Que voulez-vous dire ? L’argument des pro-TAFTA qui consiste à dire que les standards européens – prétendument stricts – ne seront pas affaiblis ne peut pas nous satisfaire. Car les décisions inscrites dans le TAFTA ne pourront plus être modifiées unilatéralement à l’avenir. Pourtant ce serait très urgent – pensez aux conditions d’élevage des animaux ou à d’autres aspects de l’agriculture ! Si l’accord définit des standards, l’UE aura besoin de l’aval des États-Unis avant de les modifier. La « coopération réglementaire » prévoit également la participation des entreprises. Si des élus américains et des multinationales ont une voix au Bundestag et au Parlement européen, il nous sera difficile de développer nos standards.

Pouvez-vous nous donner un exemple ? Prenez la bataille autour des sucres, des graisses et du sel dans les aliments. Si la labellisation actuelle des valeurs nutritives est adoptée comme standard, elle deviendra beaucoup plus difficile à améliorer.

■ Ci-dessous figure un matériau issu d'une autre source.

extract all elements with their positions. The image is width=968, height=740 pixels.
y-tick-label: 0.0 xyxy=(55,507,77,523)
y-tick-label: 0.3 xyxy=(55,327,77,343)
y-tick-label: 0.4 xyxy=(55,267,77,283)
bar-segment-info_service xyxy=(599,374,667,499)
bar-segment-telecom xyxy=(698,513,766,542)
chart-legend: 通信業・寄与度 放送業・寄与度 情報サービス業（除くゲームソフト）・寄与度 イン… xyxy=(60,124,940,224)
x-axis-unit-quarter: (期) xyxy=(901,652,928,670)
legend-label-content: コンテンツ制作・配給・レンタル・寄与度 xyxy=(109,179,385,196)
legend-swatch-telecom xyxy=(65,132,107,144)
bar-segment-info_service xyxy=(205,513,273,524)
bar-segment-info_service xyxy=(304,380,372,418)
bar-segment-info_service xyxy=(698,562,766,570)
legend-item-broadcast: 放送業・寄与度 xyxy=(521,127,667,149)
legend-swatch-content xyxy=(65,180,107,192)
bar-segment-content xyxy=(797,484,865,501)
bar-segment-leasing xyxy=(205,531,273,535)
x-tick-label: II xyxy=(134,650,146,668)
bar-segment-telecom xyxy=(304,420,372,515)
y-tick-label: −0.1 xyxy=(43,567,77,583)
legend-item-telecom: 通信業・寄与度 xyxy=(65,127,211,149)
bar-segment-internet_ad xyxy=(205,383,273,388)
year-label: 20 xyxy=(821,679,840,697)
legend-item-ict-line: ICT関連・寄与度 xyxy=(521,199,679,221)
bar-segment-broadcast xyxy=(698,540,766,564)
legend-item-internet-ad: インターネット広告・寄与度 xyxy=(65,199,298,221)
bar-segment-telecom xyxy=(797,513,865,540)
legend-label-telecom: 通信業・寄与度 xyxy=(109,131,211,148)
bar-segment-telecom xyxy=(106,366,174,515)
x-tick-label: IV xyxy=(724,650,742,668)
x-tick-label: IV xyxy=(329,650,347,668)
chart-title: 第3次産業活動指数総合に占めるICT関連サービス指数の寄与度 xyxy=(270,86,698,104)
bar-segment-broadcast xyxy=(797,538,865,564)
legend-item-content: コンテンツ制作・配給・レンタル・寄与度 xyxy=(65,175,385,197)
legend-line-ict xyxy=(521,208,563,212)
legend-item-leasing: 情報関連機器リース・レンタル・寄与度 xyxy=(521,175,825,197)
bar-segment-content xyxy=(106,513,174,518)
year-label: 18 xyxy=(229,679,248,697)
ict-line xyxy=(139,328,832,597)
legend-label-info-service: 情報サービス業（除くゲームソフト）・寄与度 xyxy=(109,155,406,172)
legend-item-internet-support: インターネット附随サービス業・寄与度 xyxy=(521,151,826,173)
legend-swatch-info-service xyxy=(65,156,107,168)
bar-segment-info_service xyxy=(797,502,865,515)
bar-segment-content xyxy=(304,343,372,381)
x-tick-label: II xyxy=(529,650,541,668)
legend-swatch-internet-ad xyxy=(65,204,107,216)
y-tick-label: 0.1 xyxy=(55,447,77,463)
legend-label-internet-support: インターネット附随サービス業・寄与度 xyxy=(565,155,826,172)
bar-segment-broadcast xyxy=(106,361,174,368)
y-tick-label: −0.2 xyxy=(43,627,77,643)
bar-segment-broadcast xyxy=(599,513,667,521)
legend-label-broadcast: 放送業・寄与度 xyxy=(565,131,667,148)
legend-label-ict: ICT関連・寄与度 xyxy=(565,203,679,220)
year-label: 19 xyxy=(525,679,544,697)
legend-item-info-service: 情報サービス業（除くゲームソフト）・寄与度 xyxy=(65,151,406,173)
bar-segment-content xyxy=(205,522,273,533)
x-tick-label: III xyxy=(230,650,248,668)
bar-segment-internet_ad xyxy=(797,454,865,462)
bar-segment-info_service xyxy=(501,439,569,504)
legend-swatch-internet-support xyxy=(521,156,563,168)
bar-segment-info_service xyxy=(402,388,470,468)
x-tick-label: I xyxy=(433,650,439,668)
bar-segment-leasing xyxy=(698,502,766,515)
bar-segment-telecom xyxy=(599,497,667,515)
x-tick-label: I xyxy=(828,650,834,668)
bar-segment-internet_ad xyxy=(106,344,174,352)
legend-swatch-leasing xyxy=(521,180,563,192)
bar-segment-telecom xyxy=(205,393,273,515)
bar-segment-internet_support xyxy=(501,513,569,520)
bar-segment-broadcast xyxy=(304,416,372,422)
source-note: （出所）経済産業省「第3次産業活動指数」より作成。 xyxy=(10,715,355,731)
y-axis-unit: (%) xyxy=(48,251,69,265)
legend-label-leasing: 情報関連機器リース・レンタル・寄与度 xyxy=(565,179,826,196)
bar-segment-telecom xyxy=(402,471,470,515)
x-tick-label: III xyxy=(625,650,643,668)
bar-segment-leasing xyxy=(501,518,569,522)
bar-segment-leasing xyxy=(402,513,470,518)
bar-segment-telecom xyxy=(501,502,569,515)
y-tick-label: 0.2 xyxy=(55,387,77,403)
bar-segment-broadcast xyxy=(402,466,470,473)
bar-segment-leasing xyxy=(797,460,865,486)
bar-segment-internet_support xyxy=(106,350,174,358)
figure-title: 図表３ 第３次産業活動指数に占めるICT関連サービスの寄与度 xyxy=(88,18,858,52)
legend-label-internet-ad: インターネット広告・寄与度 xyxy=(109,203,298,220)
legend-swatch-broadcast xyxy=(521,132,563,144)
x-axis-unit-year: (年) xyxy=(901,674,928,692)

Le ministre allemand de l’Économie Sigmar Gabriel a publié une tribune conjointe avec la DGB (Confédération syndicale allemande proche du parti social-démocrate, NdT) sur le TAFTA. Il y explique que l’accord va « améliorer les standards économiques, sociaux et écologiques » et « créer une concurrence juste et de bonnes conditions de travail ». C’est prendre les gens pour des idiots. Le TAFTA vise à démanteler les réglementations. Personne ne négocie de réglementations supplémentaires.

Le secret des négociations constitue l’une des grandes réticences envers le TAFTA. Le texte du mandat a été validé et la nouvelle commissaire européenne chargée du dossier, Cecila Malmström, s’est engagée à publier à l’avenir tous les dossiers de négociations de l’UE. Seule une partie des documents est publique. Les demandes américaines restent tout à fait incertaines. Dans la mesure où, en tant que citoyen ou en tant que député, on ne peut pas comprendre où en sont les négociations, le processus reste tout à fait opaque. C’est inacceptable. On ne parle quand même pas de désarmement militaire…

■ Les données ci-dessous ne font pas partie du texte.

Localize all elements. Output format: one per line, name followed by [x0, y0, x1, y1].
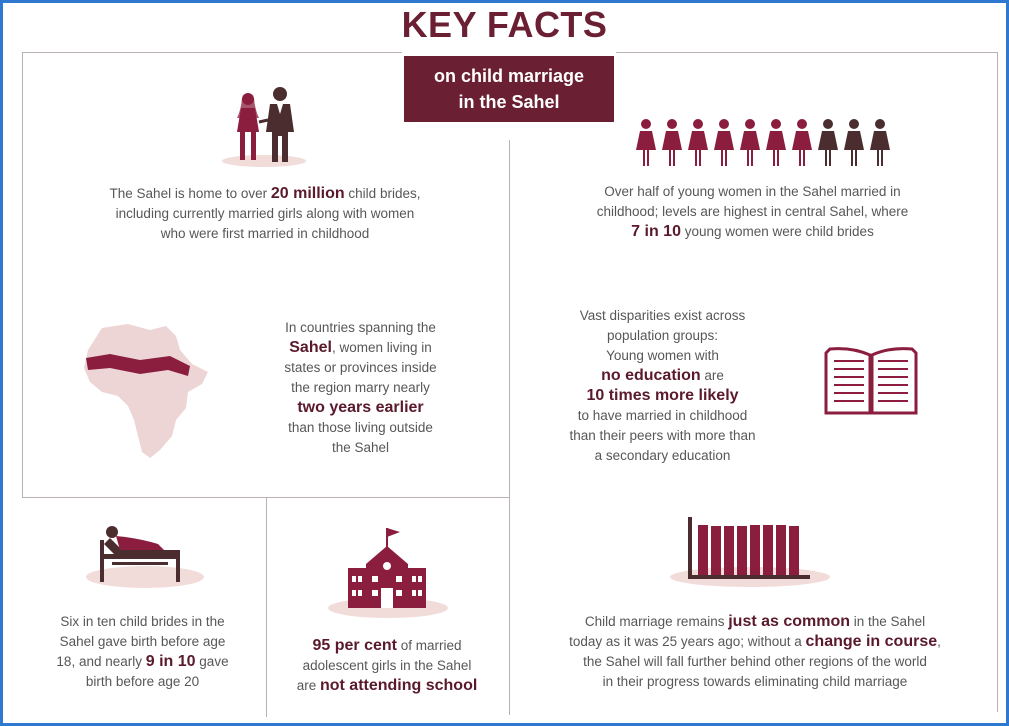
school-line-2: adolescent girls in the Sahel	[302, 658, 472, 673]
two-years-highlight-1: Sahel	[289, 339, 332, 356]
common-highlight-1: just as common	[728, 613, 851, 630]
girl-figure	[766, 119, 786, 166]
girl-figure	[818, 119, 838, 166]
education-line-2: population groups:	[606, 328, 719, 343]
two-years-line-6: than those living outside	[288, 420, 433, 435]
bar-graph-icon	[688, 517, 810, 579]
girl-figure	[662, 119, 682, 166]
common-highlight-2: change in course	[805, 633, 938, 650]
couple-icon	[237, 87, 294, 162]
fact-common: Child marriage remains just as common in…	[516, 612, 994, 692]
school-building-icon	[348, 528, 426, 608]
divider-right-edge	[997, 52, 998, 712]
education-post-1: are	[700, 368, 724, 383]
education-line-6: to have married in childhood	[577, 408, 748, 423]
child-brides-highlight: 20 million	[270, 185, 345, 202]
two-years-line-4: the region marry nearly	[291, 380, 430, 395]
divider-top-right	[616, 52, 998, 53]
two-years-line-3: states or provinces inside	[284, 360, 437, 375]
girl-figure	[636, 119, 656, 166]
divider-left-edge	[22, 52, 23, 497]
child-brides-line-3: who were first married in childhood	[160, 226, 370, 241]
over-half-post: young women were child brides	[680, 224, 874, 239]
child-brides-line-2: including currently married girls along …	[115, 206, 415, 221]
education-line-1: Vast disparities exist across	[579, 308, 746, 323]
school-highlight-2: not attending school	[319, 677, 478, 694]
fact-school: 95 per cent of married adolescent girls …	[272, 636, 502, 696]
girl-figure	[844, 119, 864, 166]
birth-highlight: 9 in 10	[145, 653, 196, 670]
fact-education: Vast disparities exist across population…	[540, 306, 785, 466]
common-pre-2: today as it was 25 years ago; without a	[569, 634, 806, 649]
girl-figure	[870, 119, 890, 166]
education-highlight-2: 10 times more likely	[586, 387, 739, 404]
child-brides-pre: The Sahel is home to over	[109, 186, 271, 201]
common-pre-1: Child marriage remains	[584, 614, 729, 629]
fact-birth: Six in ten child brides in the Sahel gav…	[30, 612, 255, 692]
divider-middle	[22, 497, 509, 498]
page-title: KEY FACTS	[401, 4, 608, 45]
over-half-highlight: 7 in 10	[631, 223, 681, 240]
education-highlight-1: no education	[601, 367, 701, 384]
birth-line-1: Six in ten child brides in the	[60, 614, 225, 629]
two-years-highlight-2: two years earlier	[297, 399, 424, 416]
over-half-line-2: childhood; levels are highest in central…	[596, 204, 909, 219]
divider-bottom-left	[266, 497, 267, 717]
girl-figure	[714, 119, 734, 166]
school-pre-3: are	[296, 678, 320, 693]
birth-line-2: Sahel gave birth before age	[59, 634, 226, 649]
girl-figure	[688, 119, 708, 166]
fact-child-brides: The Sahel is home to over 20 million chi…	[40, 184, 490, 244]
open-book-icon	[824, 347, 918, 415]
subtitle-box: on child marriage in the Sahel	[404, 56, 614, 122]
subtitle-line-2: in the Sahel	[458, 92, 560, 112]
divider-center	[509, 140, 510, 715]
over-half-line-1: Over half of young women in the Sahel ma…	[604, 184, 901, 199]
fact-two-years: In countries spanning the Sahel, women l…	[248, 318, 473, 458]
girl-figure	[792, 119, 812, 166]
birth-post-3: gave	[195, 654, 229, 669]
education-line-3: Young women with	[606, 348, 719, 363]
school-post-1: of married	[396, 638, 462, 653]
fact-over-half: Over half of young women in the Sahel ma…	[525, 182, 980, 242]
school-highlight-1: 95 per cent	[312, 637, 397, 654]
two-years-line-1: In countries spanning the	[285, 320, 436, 335]
common-line-3: the Sahel will fall further behind other…	[583, 654, 927, 669]
birth-pre-3: 18, and nearly	[56, 654, 146, 669]
girl-figures-icon	[636, 119, 890, 166]
subtitle-line-1: on child marriage	[433, 66, 585, 86]
common-line-4: in their progress towards eliminating ch…	[602, 674, 908, 689]
common-post-2: ,	[937, 634, 941, 649]
two-years-post-1: , women living in	[331, 340, 432, 355]
hospital-bed-icon	[100, 526, 180, 582]
common-post-1: in the Sahel	[850, 614, 926, 629]
education-line-7: than their peers with more than	[569, 428, 756, 443]
bed-shadow	[86, 566, 204, 588]
girl-figure	[740, 119, 760, 166]
two-years-line-7: the Sahel	[331, 440, 390, 455]
birth-line-4: birth before age 20	[85, 674, 200, 689]
africa-map-icon	[84, 324, 208, 458]
divider-top-left	[22, 52, 402, 53]
child-brides-post: child brides,	[344, 186, 421, 201]
education-line-8: a secondary education	[594, 448, 731, 463]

… mais du plus grand accord de libre-échange de l’Histoire. Est-il réaliste de discuter de cela devant les caméras ? Ce n’est pas la question. Si l’on négocie des standards de politique sociale, les élus du peuple doivent avoir voix au chapitre, et ce avant que le texte ne soit terminé. Toute autre solution met en danger la démocratie.

Toutes les négociations visant à former des coalitions ont lieu à huis clos. Les délégués ont simplement le droit de voter à la fin. Si l’on suit votre argument, ce type de négociations constituerait un danger pour la démocratie... Mais nous n’entrons pas dans une coalition avec les États-Unis ! Plus sérieusement, évidemment, il existe des négociations de tout type. Certaines doivent rester secrètes pour de bonnes raisons, d’autres non. En l’espèce, il s’agit de négociations profondes, qui auront un impact sur la vie de millions de gens. Elles doivent impérativement être transparentes.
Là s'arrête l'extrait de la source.